The world’s oldest surviving human rights artifact was possibly shaped by the Persians in 6th century BC, via the Cyrus Cylinder. Well, another crucial ‘humane’ achievement of human civilization had remarkably made its head start 900 years before Cyrus ceremoniously had his famous cylinder inscribed. We are talking about the Edwin Smith Papyrus, a comprehensive medical text on surgery from Ancient Egypt that was written around 1500 BC. It is perceived as a treatise that deals with mainly trauma, and predates the famous Hippocratic Oath by almost a thousand years!
The Edwin Smith Papyrus is named after the American Egyptologist, who purchased the valuable document way back in 1862, at Luxor, Egypt. However, beyond its latter history, it is the valuable content that holds significance for archaeologists and medical professionals alike. To that end, the treatise exclusively contains only cases, and not recipes for treatment of various traumas. These 48 cases are arranged in an immaculate manner with consideration to the location of the injury. In other words, the injuries mentioned proceed systematically from the head down to the spine, much like any of its modern-day counterpart. The cases even individually comprise of the sub-categories that are divided into the title, examination, diagnosis and finally the treatment.

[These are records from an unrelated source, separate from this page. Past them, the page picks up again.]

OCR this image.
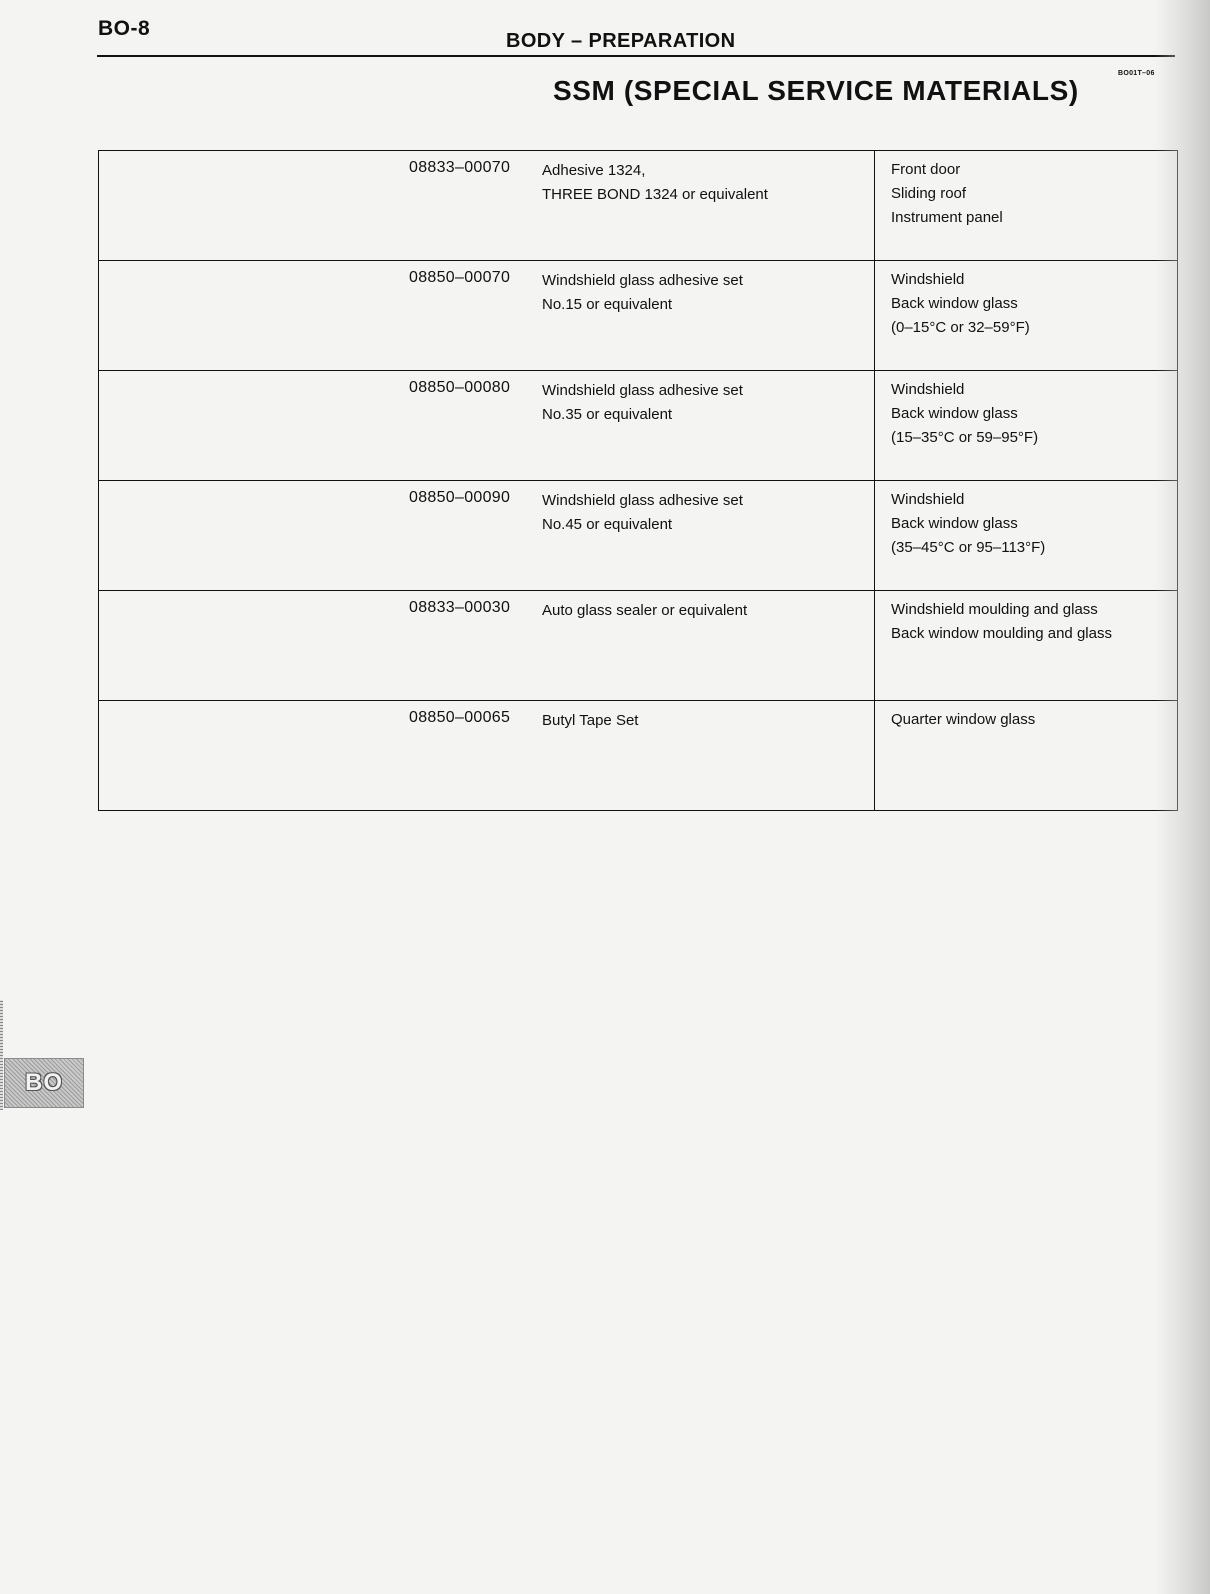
BO-8
BODY – PREPARATION
BO01T–06
SSM (SPECIAL SERVICE MATERIALS)
08833–00070 Adhesive 1324,
THREE BOND 1324 or equivalent	Front door
Sliding roof
Instrument panel

08850–00070 Windshield glass adhesive set
No.15 or equivalent	Windshield
Back window glass
(0–15°C or 32–59°F)

08850–00080 Windshield glass adhesive set
No.35 or equivalent	Windshield
Back window glass
(15–35°C or 59–95°F)

08850–00090 Windshield glass adhesive set
No.45 or equivalent	Windshield
Back window glass
(35–45°C or 95–113°F)

08833–00030 Auto glass sealer or equivalent	Windshield moulding and glass
Back window moulding and glass

08850–00065 Butyl Tape Set	Quarter window glass
BO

The astonishing part is how the organized state of affairs is equally complemented by the rationalized inputs of treatment. Quite possibly, the treatise may entail the first historical mentioning of ‘brain‘ in any language. In this regard, many contemporary neurosurgeons (with the help of historians) have actually identified the descriptions of various brain-related sections like cranial sutures, the meninges, the cerebrospinal fluid and the intracranial pulsations. Furthermore, the treatment processes encompass realistic solutions like surgical stitching and different types of injury dressing.
And, what is even more baffling pertains to the hypothesis that the papyrus was actually a ‘not-so-well-made’ copy from a previous medical treatise. James H. Breasted, the then-director of University of Chicago Oriental Institute, ascertained in 1930 that the original source was an Egyptian composite manuscript that was written between the period of 3000 – 2500 BC, probably by the renowned high priest, architect and medicine practitioner Imhotep. According to Breasted, the scribe who copied this ‘archaic treatise’ made many errors and a finally left the Edwin Smith Papyrus incomplete. Thus we only see the traumas and their treatment coverage ranging to the spine, and not the legs.
In spite of the alleged ‘derived’ knowledge, the Edwin Smith Papyrus remains an important piece of historical document that gives us a fascinating perspective into the advanced Egyptian level of medicinal knowledge. So, it comes as no surprise that the analytically sagacious content matter is generally considered to be more progressive than even that of Hippocrates’ discourse – the ancient Greek physician who is better known as the father of medicine in Western cultures.